La crise libyenne a imposé une réalité enchevêtrée qui a poussé Paris à traiter avec toutes les parties en conflit et les parties qui la soutiennent dans un cadre pragmatique pour préserver ses intérêts et éviter les menaces posées si la crise persiste et la solution militaire échoue, ce qui prolongera les combats et maintiendra la France et ses intérêts vulnérables aux opérations terroristes et aux vagues d’immigration. Cela l’a incitée à garder les voies diplomatiques ouvertes avec toutes les parties prenantes libyennes sans condamner une partie plutôt qu’une autre, ni déclarer officiellement son soutien à une partie spécifique.

À un moment où les parties parient sur la recherche d’une solution politique à la crise, les affrontements militaires sur le terrain continuent de maintenir l’option d’un règlement militaire, qui pourrait sortir la Turquie et ses milices armées de la scène politique, et fournir des solutions à la crise du gaz en Méditerranée orientale et contribuer à lutter contre l’immigration illégale des pays de l’Union européenne , Et contribue à neutraliser la menace des groupes terroristes contre les gouvernements soutenus par la France dans les environs géographiques de la Libye.

Paris sait qu’il ne peut y avoir de solution en Libye sans Haftar, d’autant plus qu’il contrôle 80% de la Libye.

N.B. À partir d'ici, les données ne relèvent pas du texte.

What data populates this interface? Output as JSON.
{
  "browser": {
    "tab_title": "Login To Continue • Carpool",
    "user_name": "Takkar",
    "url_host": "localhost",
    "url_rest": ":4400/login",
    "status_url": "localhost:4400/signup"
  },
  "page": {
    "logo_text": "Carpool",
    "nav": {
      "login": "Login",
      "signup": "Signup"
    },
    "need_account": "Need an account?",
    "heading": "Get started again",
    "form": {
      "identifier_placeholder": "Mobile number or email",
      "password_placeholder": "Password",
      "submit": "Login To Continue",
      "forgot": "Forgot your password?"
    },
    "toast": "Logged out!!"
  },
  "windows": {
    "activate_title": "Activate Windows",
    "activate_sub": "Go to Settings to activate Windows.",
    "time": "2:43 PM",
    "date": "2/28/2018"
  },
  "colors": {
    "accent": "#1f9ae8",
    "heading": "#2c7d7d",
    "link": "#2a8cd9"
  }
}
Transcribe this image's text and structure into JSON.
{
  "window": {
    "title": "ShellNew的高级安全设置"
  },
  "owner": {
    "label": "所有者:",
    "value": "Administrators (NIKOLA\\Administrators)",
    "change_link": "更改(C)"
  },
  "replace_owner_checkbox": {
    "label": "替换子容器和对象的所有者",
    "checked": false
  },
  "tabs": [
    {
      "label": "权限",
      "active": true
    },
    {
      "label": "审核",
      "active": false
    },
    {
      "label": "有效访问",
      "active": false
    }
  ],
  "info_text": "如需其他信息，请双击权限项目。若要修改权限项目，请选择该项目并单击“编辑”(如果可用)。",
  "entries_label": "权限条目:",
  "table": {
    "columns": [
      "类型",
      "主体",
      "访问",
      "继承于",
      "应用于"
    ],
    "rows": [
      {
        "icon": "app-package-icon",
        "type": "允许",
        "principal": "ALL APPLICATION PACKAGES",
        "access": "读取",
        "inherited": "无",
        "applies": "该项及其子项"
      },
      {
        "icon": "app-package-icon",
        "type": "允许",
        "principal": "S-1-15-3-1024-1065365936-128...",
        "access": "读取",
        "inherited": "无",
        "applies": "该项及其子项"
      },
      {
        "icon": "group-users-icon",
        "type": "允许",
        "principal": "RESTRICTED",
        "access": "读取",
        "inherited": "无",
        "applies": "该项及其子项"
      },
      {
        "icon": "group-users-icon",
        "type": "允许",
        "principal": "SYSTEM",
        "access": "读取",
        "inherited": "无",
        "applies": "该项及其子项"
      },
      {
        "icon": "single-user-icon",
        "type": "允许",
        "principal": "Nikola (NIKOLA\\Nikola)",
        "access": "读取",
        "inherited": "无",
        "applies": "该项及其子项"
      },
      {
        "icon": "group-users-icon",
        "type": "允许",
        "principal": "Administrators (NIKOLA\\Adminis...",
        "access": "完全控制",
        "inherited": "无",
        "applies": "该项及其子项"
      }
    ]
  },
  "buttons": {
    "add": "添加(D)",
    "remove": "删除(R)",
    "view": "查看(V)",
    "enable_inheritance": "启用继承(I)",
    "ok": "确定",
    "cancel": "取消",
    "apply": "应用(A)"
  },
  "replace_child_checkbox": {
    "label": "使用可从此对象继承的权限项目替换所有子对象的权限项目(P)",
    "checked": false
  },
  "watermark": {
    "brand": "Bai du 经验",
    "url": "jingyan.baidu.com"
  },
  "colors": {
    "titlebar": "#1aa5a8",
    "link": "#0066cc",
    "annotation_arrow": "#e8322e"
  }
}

Cela signifie que l’exclusion de Hafter est l’exclusion d’un futur rôle français en Libye. Mais Paris a également des craintes quant à l’absence d’un successeur clair à Haftar s’il est absent de la scène, ce qui l’amène à adhérer à la nécessité d’une solution et au retour de l’Etat libyen unifié. Les conditions turbulentes de la région du Moyen-Orient et la concurrence régionale et internationale dans plus d’un de ses pays poussent également la France à renforcer sa présence et ses alliances dans la région, qui a clairement tendance à entretenir des relations stratégiques avec l’Égypte, les Émirats et le Royaume d’Arabie saoudite.